Why upgrade Your PC? (personal computer) (Compute's Getting Started With: Upgrading Your PC)
by Richard Mann
Maybe you've had this experience: You bring home your new hot software purchase, sit down to the computer, load the program, and finally type in the command to run it. Nothing happens. Or you get an error message stating that there's not enough memory to run it. Or the computer ties itself into knots curable only by rebooting.
Other times, you don't even get that far. Perhaps the installation routine looks at the available space on your hard drive and snootily informs you that you don't have enough space. Or it snarls itself up trying to find and test your sound card. Or it could be any of a hundred other nasty ways that modern software has t frustrate your efforts to run it on anything less than absolutely modern, state-of-the-art hardware.
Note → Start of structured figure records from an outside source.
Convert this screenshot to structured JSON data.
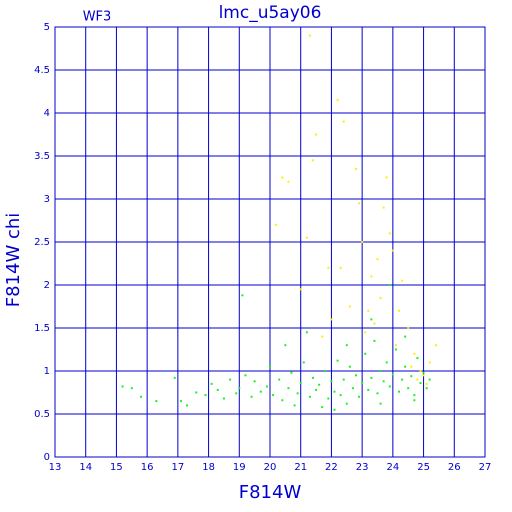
{
  "chart_data": {
    "type": "scatter",
    "title": "lmc_u5ay06",
    "annotation": "WF3",
    "x_label": "F814W",
    "y_label": "F814W chi",
    "xlim": [
      13,
      27
    ],
    "ylim": [
      0,
      5
    ],
    "xticks": [
      13,
      14,
      15,
      16,
      17,
      18,
      19,
      20,
      21,
      22,
      23,
      24,
      25,
      26,
      27
    ],
    "yticks": [
      0,
      0.5,
      1,
      1.5,
      2,
      2.5,
      3,
      3.5,
      4,
      4.5,
      5
    ],
    "grid": true,
    "axis_color": "#0000cc",
    "series": [
      {
        "color": "#22ee22",
        "x": [
          15.2,
          15.5,
          15.8,
          16.3,
          16.9,
          17.1,
          17.3,
          17.6,
          17.9,
          18.1,
          18.3,
          18.5,
          18.7,
          18.9,
          19.0,
          19.2,
          19.4,
          19.5,
          19.7,
          19.9,
          20.0,
          20.1,
          20.3,
          20.4,
          20.6,
          20.7,
          20.9,
          21.0,
          21.1,
          21.3,
          21.4,
          21.5,
          21.6,
          21.8,
          21.9,
          22.0,
          22.1,
          22.2,
          22.3,
          22.4,
          22.5,
          22.6,
          22.7,
          22.8,
          22.9,
          23.0,
          23.1,
          23.2,
          23.3,
          23.4,
          23.5,
          23.6,
          23.7,
          23.8,
          23.9,
          24.0,
          24.1,
          24.2,
          24.3,
          24.4,
          24.5,
          24.6,
          24.7,
          24.8,
          24.9,
          25.0,
          25.1,
          25.2,
          19.1,
          20.5,
          21.2,
          22.5,
          23.3,
          23.9,
          24.4,
          22.1,
          20.8,
          21.7,
          23.6,
          24.7
        ],
        "values": [
          0.82,
          0.8,
          0.7,
          0.65,
          0.92,
          0.65,
          0.6,
          0.75,
          0.72,
          0.85,
          0.78,
          0.68,
          0.9,
          0.74,
          0.8,
          0.95,
          0.7,
          0.88,
          0.76,
          0.82,
          1.05,
          0.72,
          0.9,
          0.66,
          0.8,
          0.98,
          0.74,
          0.86,
          1.1,
          0.7,
          0.92,
          0.78,
          0.84,
          1.0,
          0.68,
          0.88,
          0.76,
          1.12,
          0.72,
          0.9,
          0.62,
          1.05,
          0.8,
          0.95,
          0.7,
          0.86,
          1.2,
          0.78,
          0.92,
          1.35,
          0.74,
          1.0,
          0.88,
          1.1,
          0.82,
          0.96,
          1.25,
          0.76,
          0.9,
          1.05,
          0.8,
          0.94,
          0.72,
          1.15,
          0.86,
          0.98,
          0.8,
          0.9,
          1.88,
          1.3,
          1.45,
          1.3,
          1.6,
          2.0,
          1.4,
          0.55,
          0.6,
          0.58,
          0.62,
          0.66
        ]
      },
      {
        "color": "#ffee00",
        "x": [
          20.4,
          20.6,
          21.3,
          21.4,
          21.5,
          21.9,
          22.2,
          22.4,
          22.8,
          23.0,
          23.3,
          23.5,
          23.7,
          23.8,
          23.9,
          24.0,
          24.2,
          24.5,
          24.7,
          24.9,
          25.0,
          25.2,
          25.4,
          21.0,
          22.0,
          22.6,
          23.1,
          23.6,
          24.3,
          24.8,
          20.2,
          21.7,
          22.3,
          23.4,
          24.1,
          25.1,
          24.6,
          23.2,
          22.9,
          21.2
        ],
        "values": [
          3.25,
          3.2,
          4.9,
          3.45,
          3.75,
          2.2,
          4.15,
          3.9,
          3.35,
          2.5,
          2.1,
          2.3,
          2.9,
          3.25,
          2.6,
          2.4,
          1.7,
          1.5,
          1.2,
          1.0,
          0.95,
          1.1,
          1.3,
          1.95,
          1.6,
          1.75,
          1.45,
          1.85,
          2.05,
          0.9,
          2.7,
          1.4,
          2.2,
          1.55,
          1.3,
          0.85,
          1.05,
          1.7,
          2.95,
          2.55
        ]
      }
    ]
  }
}
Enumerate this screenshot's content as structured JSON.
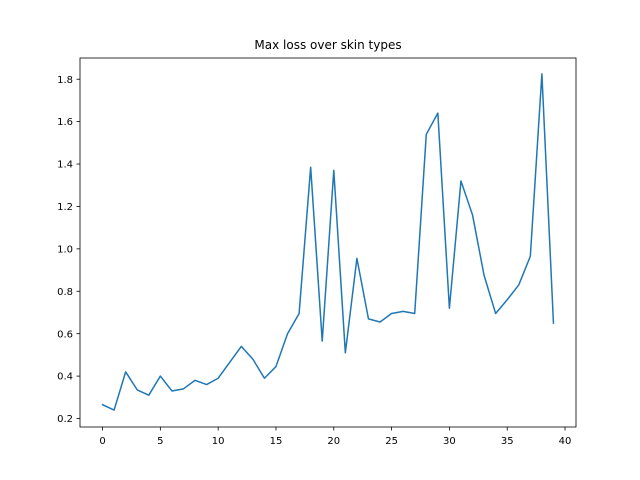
{
  "chart_data": {
    "type": "line",
    "title": "Max loss over skin types",
    "xlabel": "",
    "ylabel": "",
    "xlim": [
      -1.95,
      40.95
    ],
    "ylim": [
      0.16,
      1.9
    ],
    "x_ticks": [
      0,
      5,
      10,
      15,
      20,
      25,
      30,
      35,
      40
    ],
    "x_tick_labels": [
      "0",
      "5",
      "10",
      "15",
      "20",
      "25",
      "30",
      "35",
      "40"
    ],
    "y_ticks": [
      0.2,
      0.4,
      0.6,
      0.8,
      1.0,
      1.2,
      1.4,
      1.6,
      1.8
    ],
    "y_tick_labels": [
      "0.2",
      "0.4",
      "0.6",
      "0.8",
      "1.0",
      "1.2",
      "1.4",
      "1.6",
      "1.8"
    ],
    "grid": false,
    "series": [
      {
        "color": "#1f77b4",
        "x": [
          0,
          1,
          2,
          3,
          4,
          5,
          6,
          7,
          8,
          9,
          10,
          11,
          12,
          13,
          14,
          15,
          16,
          17,
          18,
          19,
          20,
          21,
          22,
          23,
          24,
          25,
          26,
          27,
          28,
          29,
          30,
          31,
          32,
          33,
          34,
          35,
          36,
          37,
          38,
          39
        ],
        "y": [
          0.265,
          0.24,
          0.42,
          0.335,
          0.31,
          0.4,
          0.33,
          0.34,
          0.38,
          0.36,
          0.39,
          0.465,
          0.54,
          0.48,
          0.39,
          0.445,
          0.6,
          0.695,
          1.385,
          0.565,
          1.37,
          0.51,
          0.955,
          0.67,
          0.655,
          0.695,
          0.705,
          0.695,
          1.54,
          1.64,
          0.72,
          1.32,
          1.16,
          0.875,
          0.695,
          0.76,
          0.83,
          0.965,
          1.825,
          0.65
        ]
      }
    ]
  }
}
Even if you're lucky and it runs, you're not out of the woods. You may find the voices and sound effects lagging well behind the screen action, or the video may come in sporadic jerks, or the program may run so slooooowly that it's just not usable.
These things happen all the time. Software developers seem to aim at the leading edge of the hardware wave and assume that you have the latest in a highpowered computer. So to run today's hot software, you're faced with a choice: Buy a new computer or upgrade your existing machine.
Upgrading can make sense - unless you're replacing everything inside the case. If you're still running a 386 of any variety, you're probably hitting limitations regularly. Depending on the software you want to run, upgrading a few components can give you a capable new machine. If you have an old 286, upgrading the motherboard and chip (and probably the hard drive) can do the job for you, although you should carefully evaluate the comparative costs o buying an entirely new machine. Remember that the old parts you don't upgrade may not be long for this world.
Keep in mind throughout this series of articles on upgrading that all but the most lavish 486 screamers are really quite reasonably priced. Further, if you buy a new computer, you'll still have the old one around for limited duty. As the sixties became the era of the twocar family, the nineties are becoming the era of the two-computer family.